According to Zou Jun, a professor from the School of Journalism and Communication at Guangzhou University, the biggest difference between ChatGPT and other search engines is that it can provide inspiration and creative generation, implying changes in the holistic information collection methods of communication studies. In the future, the application of AI in the journalism and communication industries may produce “Q&A style” news, that is, under certain circumstances integrate and generate information in light of the content that people want to know. With a high level of intelligence, this type of generation enables a personalized news service and reforms the news industry. In this process, more attention should be paid to the ethical issues of communication, striving to transcend technical logic and return to humanity. 


Risks and challenges 

Though the emergence of ChatGPT is hardly surprising amidst the rapid AI development, we still seem unprepared. Speaking of the risks and challenges of ChatGPT, Zhang Hongzhong, director of the Research Center for New Media Communication at Beijing Normal University, compared it to the days of horse-drawn carriages, when we could not predict the potential dangers of automobiles or make rules for them. The emerging ChatGPT should be judged by the logic of technological development. ChatGPT is a breakthrough result of improved computing power. Meanwhile, AI including ChatGPT, is only a technical means, representing a more efficient and convenient technology and a technological iteration. 


“ChatGPT still has many limitations at the current stage, including a lack of factuality, generative illusion, an inclination to generate lengthy replies, and relative conservativeness in active interaction,” said Zhang Weinan, a professor from the Faculty of Computing at Harbin Institute of Technology. 

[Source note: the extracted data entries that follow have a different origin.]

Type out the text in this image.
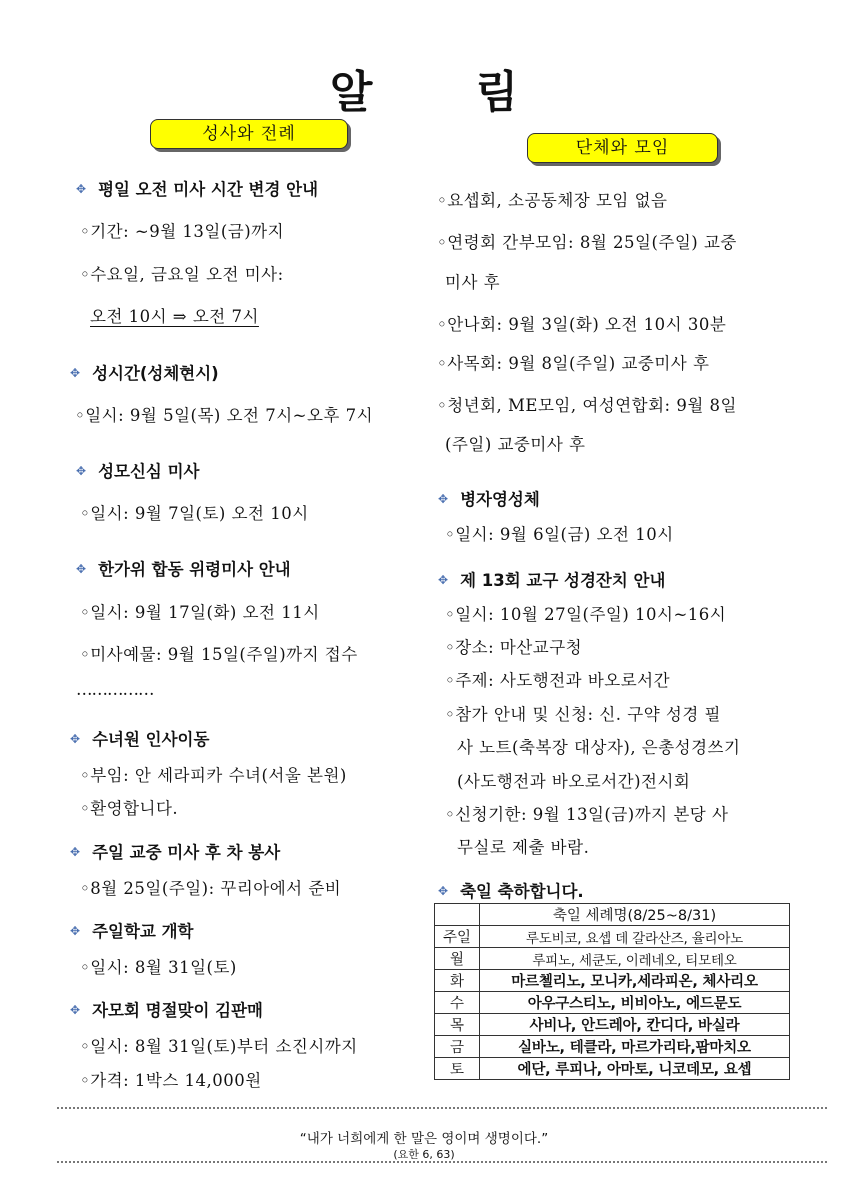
알 림
성사와 전례
단체와 모임
✥ 평일 오전 미사 시간 변경 안내
◦기간: ~9월 13일(금)까지
◦수요일, 금요일 오전 미사:
오전 10시 ⇒ 오전 7시
✥ 성시간(성체현시)
◦일시: 9월 5일(목) 오전 7시~오후 7시
✥ 성모신심 미사
◦일시: 9월 7일(토) 오전 10시
✥ 한가위 합동 위령미사 안내
◦일시: 9월 17일(화) 오전 11시
◦미사예물: 9월 15일(주일)까지 접수
……………
✥ 수녀원 인사이동
◦부임: 안 세라피카 수녀(서울 본원)
◦환영합니다.
✥ 주일 교중 미사 후 차 봉사
◦8월 25일(주일): 꾸리아에서 준비
✥ 주일학교 개학
◦일시: 8월 31일(토)
✥ 자모회 명절맞이 김판매
◦일시: 8월 31일(토)부터 소진시까지
◦가격: 1박스 14,000원
◦요셉회, 소공동체장 모임 없음
◦연령회 간부모임: 8월 25일(주일) 교중
미사 후
◦안나회: 9월 3일(화) 오전 10시 30분
◦사목회: 9월 8일(주일) 교중미사 후
◦청년회, ME모임, 여성연합회: 9월 8일
(주일) 교중미사 후
✥ 병자영성체
◦일시: 9월 6일(금) 오전 10시
✥ 제 13회 교구 성경잔치 안내
◦일시: 10월 27일(주일) 10시~16시
◦장소: 마산교구청
◦주제: 사도행전과 바오로서간
◦참가 안내 및 신청: 신. 구약 성경 필
사 노트(축복장 대상자), 은총성경쓰기
(사도행전과 바오로서간)전시회
◦신청기한: 9월 13일(금)까지 본당 사
무실로 제출 바람.
✥ 축일 축하합니다.
	축일 세례명(8/25~8/31)
주일	루도비코, 요셉 데 갈라산즈, 율리아노
월	루피노, 세쿤도, 이레네오, 티모테오
화	마르첼리노, 모니카,세라피온, 체사리오
수	아우구스티노, 비비아노, 에드문도
목	사비나, 안드레아, 칸디다, 바실라
금	실바노, 테클라, 마르가리타,팜마치오
토	에단, 루피나, 아마토, 니코데모, 요셉
“내가 너희에게 한 말은 영이며 생명이다.”
(요한 6, 63)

Min Yong, an associate professor from the School of Journalism and Communication at Beijing Normal University, argues that the disruptive impact of recommendation algorithms will be more profound than that of ChatGPT, which still provides the Q&A mode of information distribution, while the former has already leveraged the AI technology to infer people’s thoughts and motives to a degree. 


“As AI makes continuous progress, the field of journalism and communication will likely incorporate the investigation of the effect of machine generation and dissemination,” said Shen Fei, an associate professor from the Department of Media and Communication at the City University of Hong Kong. Shen suggested being vigilant against ChatGPT’s “seemingly serious nonsense” on some occasions, which might result in factual errors, knowledge blind spots, and deviation from common sense.